While the percentage is higher is it really an incentive to get an experimental vaccine to guard against a hospitalization rate of .00000285%?
The hospitalization rate isn't the hospitalized divided by the population, it's the hospitalized divided by the number infected with covid.
They only publish , not who was vaccinated. 678 tested positive from the 17th to the 23rd. We don't know the vaxxed rate of the 678. If we use the reported percentage, the vaxxed rate of hospitalization is 6/508 =.011% and unvaxxed is 1/81 = .012%. Only a .001% difference.

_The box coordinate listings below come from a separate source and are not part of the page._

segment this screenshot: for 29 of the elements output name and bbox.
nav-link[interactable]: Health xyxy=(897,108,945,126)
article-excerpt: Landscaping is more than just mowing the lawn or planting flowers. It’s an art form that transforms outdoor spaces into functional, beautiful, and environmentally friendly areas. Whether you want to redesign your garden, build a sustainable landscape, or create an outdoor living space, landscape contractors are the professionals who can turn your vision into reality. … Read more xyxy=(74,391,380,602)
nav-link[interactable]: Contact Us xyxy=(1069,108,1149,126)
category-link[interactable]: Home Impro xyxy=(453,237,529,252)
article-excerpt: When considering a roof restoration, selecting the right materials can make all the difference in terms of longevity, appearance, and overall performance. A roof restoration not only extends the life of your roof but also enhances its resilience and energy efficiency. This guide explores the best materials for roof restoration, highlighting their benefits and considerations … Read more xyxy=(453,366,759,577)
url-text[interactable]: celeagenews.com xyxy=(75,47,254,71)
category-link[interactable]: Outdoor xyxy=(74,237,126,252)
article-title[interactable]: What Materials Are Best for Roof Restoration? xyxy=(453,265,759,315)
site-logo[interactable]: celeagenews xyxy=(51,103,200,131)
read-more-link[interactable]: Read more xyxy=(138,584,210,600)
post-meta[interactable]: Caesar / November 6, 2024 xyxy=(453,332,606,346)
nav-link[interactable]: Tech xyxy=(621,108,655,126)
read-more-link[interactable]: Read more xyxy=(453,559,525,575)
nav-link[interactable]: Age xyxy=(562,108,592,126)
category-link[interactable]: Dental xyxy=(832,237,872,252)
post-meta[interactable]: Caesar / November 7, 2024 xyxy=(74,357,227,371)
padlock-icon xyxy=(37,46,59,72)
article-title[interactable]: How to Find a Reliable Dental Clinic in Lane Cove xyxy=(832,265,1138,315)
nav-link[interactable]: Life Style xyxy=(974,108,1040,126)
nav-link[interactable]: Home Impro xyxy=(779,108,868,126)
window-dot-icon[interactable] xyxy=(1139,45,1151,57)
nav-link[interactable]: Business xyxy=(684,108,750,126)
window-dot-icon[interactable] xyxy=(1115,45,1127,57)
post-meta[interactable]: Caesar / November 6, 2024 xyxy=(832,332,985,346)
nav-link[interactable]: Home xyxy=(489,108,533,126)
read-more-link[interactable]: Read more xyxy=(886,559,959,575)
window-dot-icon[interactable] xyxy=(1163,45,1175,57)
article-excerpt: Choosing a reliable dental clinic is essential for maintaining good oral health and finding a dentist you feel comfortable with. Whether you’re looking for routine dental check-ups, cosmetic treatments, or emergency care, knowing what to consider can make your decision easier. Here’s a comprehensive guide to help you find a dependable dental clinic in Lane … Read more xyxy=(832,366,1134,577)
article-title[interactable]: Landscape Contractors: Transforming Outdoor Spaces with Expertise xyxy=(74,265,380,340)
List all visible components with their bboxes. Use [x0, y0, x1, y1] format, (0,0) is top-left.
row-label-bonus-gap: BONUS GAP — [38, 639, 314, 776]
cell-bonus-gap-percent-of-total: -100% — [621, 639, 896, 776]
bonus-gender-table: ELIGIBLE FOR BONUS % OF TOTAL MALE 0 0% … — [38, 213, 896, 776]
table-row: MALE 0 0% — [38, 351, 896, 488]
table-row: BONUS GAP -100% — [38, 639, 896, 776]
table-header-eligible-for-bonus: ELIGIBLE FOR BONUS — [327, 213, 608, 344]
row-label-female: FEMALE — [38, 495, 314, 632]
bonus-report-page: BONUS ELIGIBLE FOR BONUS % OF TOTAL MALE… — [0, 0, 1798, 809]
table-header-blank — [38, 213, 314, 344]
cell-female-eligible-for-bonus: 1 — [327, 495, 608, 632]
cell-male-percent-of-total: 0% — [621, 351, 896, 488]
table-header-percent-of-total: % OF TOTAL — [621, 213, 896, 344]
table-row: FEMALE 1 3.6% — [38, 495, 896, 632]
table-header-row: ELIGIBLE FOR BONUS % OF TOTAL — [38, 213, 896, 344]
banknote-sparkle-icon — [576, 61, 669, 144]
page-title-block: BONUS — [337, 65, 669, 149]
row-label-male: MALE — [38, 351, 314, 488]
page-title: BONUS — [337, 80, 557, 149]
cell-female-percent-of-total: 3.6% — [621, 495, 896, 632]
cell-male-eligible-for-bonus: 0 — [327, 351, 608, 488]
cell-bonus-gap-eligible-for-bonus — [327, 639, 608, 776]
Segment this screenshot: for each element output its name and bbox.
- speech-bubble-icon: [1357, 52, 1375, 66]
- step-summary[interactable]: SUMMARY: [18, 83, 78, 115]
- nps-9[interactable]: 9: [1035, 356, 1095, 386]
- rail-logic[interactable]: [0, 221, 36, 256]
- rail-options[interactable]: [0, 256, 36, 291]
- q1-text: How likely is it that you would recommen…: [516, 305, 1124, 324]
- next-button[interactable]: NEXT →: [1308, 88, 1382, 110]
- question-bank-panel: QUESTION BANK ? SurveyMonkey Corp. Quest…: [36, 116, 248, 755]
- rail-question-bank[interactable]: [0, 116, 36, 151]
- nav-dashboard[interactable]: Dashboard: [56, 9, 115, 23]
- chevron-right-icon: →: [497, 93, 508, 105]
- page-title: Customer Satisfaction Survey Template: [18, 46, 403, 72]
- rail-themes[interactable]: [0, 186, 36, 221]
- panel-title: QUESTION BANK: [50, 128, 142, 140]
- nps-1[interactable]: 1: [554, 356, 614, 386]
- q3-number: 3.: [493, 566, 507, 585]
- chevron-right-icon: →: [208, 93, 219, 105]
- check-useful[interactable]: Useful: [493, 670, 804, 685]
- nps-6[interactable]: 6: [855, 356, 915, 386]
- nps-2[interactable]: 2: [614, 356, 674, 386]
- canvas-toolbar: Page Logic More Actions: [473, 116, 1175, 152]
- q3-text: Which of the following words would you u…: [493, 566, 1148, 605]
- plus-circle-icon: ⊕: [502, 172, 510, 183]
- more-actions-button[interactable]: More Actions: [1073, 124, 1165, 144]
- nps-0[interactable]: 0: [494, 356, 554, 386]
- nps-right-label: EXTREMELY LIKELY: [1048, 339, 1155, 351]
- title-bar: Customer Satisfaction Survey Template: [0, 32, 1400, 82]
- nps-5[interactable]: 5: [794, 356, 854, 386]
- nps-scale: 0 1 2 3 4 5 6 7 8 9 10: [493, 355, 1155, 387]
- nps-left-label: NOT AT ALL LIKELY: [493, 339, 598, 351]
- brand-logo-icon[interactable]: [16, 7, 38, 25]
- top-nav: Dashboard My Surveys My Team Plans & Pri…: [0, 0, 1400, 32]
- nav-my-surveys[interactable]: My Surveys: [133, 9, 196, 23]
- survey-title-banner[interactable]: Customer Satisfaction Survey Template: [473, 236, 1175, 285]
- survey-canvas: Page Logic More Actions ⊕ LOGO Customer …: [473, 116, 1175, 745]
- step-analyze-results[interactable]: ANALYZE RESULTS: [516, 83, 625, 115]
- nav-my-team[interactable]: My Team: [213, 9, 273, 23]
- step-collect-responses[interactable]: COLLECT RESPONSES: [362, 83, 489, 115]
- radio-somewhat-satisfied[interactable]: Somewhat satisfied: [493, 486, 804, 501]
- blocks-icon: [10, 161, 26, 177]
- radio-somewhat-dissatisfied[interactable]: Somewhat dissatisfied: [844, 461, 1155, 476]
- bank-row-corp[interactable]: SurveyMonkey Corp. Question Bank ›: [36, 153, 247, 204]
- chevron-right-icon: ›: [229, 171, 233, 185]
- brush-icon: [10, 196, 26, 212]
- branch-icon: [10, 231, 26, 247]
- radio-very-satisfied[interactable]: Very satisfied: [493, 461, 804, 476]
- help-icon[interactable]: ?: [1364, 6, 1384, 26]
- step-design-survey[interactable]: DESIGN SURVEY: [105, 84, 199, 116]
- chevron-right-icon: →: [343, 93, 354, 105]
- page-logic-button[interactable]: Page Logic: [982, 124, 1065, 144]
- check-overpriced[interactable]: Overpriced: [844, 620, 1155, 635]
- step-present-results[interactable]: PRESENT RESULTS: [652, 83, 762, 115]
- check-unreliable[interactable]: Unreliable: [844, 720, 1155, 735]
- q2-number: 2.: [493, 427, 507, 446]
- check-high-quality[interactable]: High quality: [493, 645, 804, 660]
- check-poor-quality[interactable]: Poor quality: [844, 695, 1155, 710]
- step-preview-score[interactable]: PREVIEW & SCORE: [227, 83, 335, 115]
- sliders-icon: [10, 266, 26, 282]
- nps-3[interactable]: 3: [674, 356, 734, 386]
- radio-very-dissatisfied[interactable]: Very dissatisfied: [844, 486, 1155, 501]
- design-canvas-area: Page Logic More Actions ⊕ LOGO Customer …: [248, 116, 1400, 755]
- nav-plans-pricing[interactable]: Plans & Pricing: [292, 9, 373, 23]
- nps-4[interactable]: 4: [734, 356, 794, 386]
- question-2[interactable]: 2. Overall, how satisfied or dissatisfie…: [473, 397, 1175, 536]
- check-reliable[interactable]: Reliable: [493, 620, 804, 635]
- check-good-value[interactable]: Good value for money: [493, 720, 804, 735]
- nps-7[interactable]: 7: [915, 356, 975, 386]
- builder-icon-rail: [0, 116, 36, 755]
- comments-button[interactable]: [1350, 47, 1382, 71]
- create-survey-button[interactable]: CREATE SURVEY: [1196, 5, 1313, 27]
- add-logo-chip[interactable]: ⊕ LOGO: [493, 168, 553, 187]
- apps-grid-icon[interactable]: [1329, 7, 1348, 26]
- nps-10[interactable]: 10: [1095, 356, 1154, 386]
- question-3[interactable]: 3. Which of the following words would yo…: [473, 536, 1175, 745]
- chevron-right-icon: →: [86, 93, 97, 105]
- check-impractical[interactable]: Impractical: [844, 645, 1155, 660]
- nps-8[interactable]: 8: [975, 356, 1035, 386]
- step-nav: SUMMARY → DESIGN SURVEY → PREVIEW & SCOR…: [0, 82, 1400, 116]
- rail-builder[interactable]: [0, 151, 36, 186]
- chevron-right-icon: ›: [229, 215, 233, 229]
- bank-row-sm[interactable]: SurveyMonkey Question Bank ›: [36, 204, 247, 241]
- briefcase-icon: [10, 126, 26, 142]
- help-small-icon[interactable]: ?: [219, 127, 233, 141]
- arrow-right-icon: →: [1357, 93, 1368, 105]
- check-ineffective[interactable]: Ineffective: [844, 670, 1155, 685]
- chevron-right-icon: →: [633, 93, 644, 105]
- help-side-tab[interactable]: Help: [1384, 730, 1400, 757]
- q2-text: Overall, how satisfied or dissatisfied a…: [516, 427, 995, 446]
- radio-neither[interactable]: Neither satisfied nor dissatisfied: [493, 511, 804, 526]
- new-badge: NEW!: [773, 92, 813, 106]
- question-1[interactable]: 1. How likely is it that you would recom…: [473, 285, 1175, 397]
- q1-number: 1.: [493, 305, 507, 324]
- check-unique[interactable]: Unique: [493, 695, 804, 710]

You can't work backwards like that. When you assume the reported percentages of hospitalized apply to the infection rate, what you're really doing is just assuming the hospitalization rates are equal. In other words, you're making an assumption about the dependent variable, which ruins your analysis.
What I was demonstrating was that the original arrticle making the claim that unvaxxed are more likely to end up in hospital based on a sample rate of 8 people hospitalized in New Zealand which has a population of 5 million and an infected population of 678 is complete bullshit. The professor even admitted that the sample rate was too small for a reasonable analysis and he applied the same assumption, but they ran with the article anyway. The vaccine is not benign. It is injuring people. We have no informed consent because the agencies task with public health refuse to provide statistics on the risk of taking the vaccine versus the risk of dying. Looking at the VAERS data, it appears that it is far riskier for a healthy person to take the vaccine.